In the hushed atmosphere and among the staid bookshelves of your public library, a battle is brewing over digital content.
On one side are librarians, stretched thin by lean budgets, who are eager to get more electronic books into the hands of readers and satisfy a growing need in their communities. On the other side are publishers, jittery about slim profits, who are making it harder for libraries to get electronic content. Some publishers have raised e-book prices by up to 700 percent for libraries. Others are imposing new lending restrictions. Several major publishing houses aren't selling new e-books to libraries at any price.

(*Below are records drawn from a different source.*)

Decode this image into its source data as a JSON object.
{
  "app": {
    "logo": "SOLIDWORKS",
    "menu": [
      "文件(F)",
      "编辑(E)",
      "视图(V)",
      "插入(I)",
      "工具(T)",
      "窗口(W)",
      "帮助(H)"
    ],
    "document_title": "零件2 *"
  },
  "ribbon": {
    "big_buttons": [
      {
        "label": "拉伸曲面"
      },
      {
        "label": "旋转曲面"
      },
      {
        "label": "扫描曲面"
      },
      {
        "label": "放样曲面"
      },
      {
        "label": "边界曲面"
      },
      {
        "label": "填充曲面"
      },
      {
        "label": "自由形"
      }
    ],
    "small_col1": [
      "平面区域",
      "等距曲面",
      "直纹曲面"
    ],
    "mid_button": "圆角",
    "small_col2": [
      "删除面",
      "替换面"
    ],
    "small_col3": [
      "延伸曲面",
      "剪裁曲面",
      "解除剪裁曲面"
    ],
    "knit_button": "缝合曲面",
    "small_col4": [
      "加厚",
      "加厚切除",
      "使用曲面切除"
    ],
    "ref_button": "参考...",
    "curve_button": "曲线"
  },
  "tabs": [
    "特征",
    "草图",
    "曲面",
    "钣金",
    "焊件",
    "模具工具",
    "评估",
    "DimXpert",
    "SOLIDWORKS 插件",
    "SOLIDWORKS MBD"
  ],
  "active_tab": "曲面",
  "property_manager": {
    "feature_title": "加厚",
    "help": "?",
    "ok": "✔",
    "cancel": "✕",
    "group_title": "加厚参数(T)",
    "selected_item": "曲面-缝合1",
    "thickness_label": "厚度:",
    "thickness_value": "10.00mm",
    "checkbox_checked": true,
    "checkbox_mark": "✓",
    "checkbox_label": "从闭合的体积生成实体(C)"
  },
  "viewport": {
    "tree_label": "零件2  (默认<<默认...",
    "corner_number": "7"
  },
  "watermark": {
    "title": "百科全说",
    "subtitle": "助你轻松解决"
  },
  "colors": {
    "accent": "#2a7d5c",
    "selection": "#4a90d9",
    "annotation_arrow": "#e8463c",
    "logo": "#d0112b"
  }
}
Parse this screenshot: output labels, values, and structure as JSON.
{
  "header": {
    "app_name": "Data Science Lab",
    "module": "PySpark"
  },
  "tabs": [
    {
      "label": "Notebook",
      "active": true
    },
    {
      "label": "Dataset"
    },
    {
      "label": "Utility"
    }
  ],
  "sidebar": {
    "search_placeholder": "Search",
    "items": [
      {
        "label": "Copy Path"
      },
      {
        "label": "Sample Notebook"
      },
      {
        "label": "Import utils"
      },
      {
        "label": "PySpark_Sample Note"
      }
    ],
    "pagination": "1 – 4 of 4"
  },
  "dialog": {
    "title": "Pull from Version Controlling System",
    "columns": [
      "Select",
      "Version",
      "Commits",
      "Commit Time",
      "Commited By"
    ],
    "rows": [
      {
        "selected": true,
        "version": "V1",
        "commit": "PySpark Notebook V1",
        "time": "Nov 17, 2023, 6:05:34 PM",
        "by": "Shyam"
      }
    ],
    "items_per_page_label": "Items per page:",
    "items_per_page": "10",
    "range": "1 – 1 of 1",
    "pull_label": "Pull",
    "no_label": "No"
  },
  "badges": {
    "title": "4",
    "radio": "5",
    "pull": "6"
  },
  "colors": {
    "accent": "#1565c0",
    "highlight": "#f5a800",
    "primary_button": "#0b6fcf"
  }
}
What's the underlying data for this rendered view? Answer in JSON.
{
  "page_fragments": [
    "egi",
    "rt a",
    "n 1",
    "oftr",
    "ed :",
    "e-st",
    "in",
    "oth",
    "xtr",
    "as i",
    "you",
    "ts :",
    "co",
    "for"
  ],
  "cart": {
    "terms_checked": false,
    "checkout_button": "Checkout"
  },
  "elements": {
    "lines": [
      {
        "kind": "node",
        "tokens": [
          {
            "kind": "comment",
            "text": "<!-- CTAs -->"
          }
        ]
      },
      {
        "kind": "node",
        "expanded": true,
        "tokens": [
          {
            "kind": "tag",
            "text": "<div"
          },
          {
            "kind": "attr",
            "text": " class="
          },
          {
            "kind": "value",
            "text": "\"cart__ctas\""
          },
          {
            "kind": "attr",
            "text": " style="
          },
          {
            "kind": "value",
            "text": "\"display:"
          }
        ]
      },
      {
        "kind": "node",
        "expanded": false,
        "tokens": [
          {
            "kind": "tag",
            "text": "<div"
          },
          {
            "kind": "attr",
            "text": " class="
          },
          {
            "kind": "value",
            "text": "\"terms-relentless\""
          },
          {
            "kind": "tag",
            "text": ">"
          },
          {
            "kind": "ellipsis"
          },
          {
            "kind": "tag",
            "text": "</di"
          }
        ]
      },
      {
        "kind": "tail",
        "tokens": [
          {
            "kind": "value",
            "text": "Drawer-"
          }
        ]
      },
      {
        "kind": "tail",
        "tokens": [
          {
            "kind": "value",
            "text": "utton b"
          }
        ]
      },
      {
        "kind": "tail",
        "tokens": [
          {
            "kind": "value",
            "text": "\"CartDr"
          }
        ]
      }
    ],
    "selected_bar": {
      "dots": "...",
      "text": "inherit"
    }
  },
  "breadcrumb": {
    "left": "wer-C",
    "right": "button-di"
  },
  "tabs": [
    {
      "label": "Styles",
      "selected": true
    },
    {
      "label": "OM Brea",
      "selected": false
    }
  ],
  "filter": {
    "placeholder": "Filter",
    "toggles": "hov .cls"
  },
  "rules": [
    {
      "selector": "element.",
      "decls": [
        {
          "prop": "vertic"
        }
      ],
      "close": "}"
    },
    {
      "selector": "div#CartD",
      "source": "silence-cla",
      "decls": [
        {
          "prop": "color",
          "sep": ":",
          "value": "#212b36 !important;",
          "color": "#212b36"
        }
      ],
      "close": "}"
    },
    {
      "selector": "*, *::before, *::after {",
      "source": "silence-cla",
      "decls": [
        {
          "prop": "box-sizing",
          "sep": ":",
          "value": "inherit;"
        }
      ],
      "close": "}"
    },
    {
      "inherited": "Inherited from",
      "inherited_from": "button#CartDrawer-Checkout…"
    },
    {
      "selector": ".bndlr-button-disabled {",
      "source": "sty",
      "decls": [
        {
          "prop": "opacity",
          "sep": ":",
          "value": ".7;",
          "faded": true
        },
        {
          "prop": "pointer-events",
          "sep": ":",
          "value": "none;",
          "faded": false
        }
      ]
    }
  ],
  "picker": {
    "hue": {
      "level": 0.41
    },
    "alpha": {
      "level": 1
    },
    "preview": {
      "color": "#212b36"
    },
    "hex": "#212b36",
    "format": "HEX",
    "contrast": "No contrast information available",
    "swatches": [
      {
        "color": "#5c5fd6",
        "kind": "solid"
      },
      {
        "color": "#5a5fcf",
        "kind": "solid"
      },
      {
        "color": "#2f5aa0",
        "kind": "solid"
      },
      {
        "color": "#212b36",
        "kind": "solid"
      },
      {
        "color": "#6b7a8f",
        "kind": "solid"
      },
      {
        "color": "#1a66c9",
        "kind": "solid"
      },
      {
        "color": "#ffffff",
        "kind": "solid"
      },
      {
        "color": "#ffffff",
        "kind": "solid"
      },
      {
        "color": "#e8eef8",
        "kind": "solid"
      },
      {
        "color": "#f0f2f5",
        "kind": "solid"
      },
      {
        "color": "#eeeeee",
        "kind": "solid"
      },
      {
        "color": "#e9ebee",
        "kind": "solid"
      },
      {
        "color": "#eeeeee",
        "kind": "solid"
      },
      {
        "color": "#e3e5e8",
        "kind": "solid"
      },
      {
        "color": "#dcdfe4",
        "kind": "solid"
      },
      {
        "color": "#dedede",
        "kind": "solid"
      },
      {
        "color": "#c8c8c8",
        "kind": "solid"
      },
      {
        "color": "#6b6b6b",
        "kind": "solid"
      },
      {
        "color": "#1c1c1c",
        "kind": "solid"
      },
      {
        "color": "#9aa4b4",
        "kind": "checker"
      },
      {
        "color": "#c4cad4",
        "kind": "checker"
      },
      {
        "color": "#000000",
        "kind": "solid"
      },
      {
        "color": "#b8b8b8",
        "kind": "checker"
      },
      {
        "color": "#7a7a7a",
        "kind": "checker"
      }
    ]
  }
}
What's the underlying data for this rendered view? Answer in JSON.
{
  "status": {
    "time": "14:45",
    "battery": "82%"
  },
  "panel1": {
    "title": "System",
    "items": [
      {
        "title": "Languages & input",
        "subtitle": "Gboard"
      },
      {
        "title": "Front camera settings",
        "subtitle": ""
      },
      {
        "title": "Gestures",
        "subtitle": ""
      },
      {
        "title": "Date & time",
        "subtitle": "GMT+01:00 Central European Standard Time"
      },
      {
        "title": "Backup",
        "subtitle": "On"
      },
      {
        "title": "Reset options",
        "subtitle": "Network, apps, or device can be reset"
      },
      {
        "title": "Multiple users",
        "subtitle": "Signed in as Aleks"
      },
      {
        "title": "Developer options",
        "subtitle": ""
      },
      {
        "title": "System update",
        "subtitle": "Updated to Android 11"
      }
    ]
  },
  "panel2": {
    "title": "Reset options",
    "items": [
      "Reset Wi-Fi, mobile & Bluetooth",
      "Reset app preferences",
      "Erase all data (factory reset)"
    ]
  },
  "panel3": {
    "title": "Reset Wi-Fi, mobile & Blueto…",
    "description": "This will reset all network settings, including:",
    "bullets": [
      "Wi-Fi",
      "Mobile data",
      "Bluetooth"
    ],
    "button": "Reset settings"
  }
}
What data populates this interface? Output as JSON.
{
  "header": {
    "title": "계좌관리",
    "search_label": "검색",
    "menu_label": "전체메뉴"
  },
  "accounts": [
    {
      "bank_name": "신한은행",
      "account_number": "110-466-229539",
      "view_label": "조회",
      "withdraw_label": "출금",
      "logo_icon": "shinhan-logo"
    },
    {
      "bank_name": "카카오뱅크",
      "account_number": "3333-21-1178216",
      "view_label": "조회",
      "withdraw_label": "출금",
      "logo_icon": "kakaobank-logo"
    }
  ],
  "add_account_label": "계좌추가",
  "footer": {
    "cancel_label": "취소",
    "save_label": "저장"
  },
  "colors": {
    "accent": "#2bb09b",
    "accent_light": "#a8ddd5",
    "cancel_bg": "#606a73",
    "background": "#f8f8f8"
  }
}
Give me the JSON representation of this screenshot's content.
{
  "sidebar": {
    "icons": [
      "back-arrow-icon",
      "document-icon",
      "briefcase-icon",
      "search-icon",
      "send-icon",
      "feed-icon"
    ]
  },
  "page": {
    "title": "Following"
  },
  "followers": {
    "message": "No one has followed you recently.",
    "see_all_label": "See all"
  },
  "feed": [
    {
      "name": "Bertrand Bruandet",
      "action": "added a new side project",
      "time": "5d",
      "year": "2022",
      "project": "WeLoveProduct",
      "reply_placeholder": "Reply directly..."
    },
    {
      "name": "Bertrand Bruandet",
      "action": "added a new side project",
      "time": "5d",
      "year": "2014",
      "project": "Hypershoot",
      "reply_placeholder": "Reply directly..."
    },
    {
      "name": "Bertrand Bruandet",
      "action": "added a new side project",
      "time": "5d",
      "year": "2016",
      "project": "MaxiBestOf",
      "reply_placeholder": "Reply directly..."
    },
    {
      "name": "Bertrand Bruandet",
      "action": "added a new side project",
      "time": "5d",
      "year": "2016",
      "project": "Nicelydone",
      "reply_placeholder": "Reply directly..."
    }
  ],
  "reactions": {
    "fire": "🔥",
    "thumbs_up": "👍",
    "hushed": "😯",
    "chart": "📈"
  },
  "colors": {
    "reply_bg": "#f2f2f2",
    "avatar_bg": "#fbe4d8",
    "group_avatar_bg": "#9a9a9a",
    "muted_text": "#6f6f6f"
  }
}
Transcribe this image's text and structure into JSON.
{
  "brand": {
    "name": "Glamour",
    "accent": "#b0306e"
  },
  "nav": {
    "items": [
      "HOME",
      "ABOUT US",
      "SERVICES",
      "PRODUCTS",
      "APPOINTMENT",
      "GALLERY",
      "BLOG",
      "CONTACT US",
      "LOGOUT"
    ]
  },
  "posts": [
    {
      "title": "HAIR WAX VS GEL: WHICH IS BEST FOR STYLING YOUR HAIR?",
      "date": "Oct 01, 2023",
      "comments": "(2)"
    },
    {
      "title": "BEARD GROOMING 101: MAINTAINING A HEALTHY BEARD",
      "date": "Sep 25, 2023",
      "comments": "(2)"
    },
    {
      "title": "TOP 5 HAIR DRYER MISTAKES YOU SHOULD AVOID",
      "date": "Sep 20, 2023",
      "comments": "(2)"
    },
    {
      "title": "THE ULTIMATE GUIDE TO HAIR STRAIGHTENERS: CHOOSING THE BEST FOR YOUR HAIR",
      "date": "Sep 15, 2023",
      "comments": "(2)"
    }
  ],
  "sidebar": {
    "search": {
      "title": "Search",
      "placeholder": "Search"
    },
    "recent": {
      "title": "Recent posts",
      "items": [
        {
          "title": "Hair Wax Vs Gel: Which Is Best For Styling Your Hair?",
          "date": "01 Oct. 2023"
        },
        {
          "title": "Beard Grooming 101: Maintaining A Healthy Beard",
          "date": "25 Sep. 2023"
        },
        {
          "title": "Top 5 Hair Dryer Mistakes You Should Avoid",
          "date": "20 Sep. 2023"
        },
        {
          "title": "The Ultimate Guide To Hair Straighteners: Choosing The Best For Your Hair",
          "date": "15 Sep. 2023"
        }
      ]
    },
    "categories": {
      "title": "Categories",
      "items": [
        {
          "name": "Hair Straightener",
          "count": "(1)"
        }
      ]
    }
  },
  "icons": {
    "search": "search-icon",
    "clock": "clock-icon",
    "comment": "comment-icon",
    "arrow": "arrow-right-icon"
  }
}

"Everyone is trying to figure out what the actual business model is going to look like," says Belinda Boon, a collection development expert at Kent State University's library school in Kent, Ohio. "There have been a lot more efforts in recent months for libraries, vendors, and publishers to try to come to some kinds of agreements."
The standoff is hurting both sides.
For libraries, the tougher purchasing environment is hampering efforts to add electronic holdings, which libraries effectively lease through licensing agreements with distributors. The Tuscaloosa (Ala.) Public Library, for instance, says it paid $12 last fall for an e-book edition of Random House's fantasy novel "A Game of Thrones." Now the price has leapt to $105, according to Director of Collection Development Amy Patton – a 700 percent increase. (Random House declined to say how much libraries pay for individual titles.)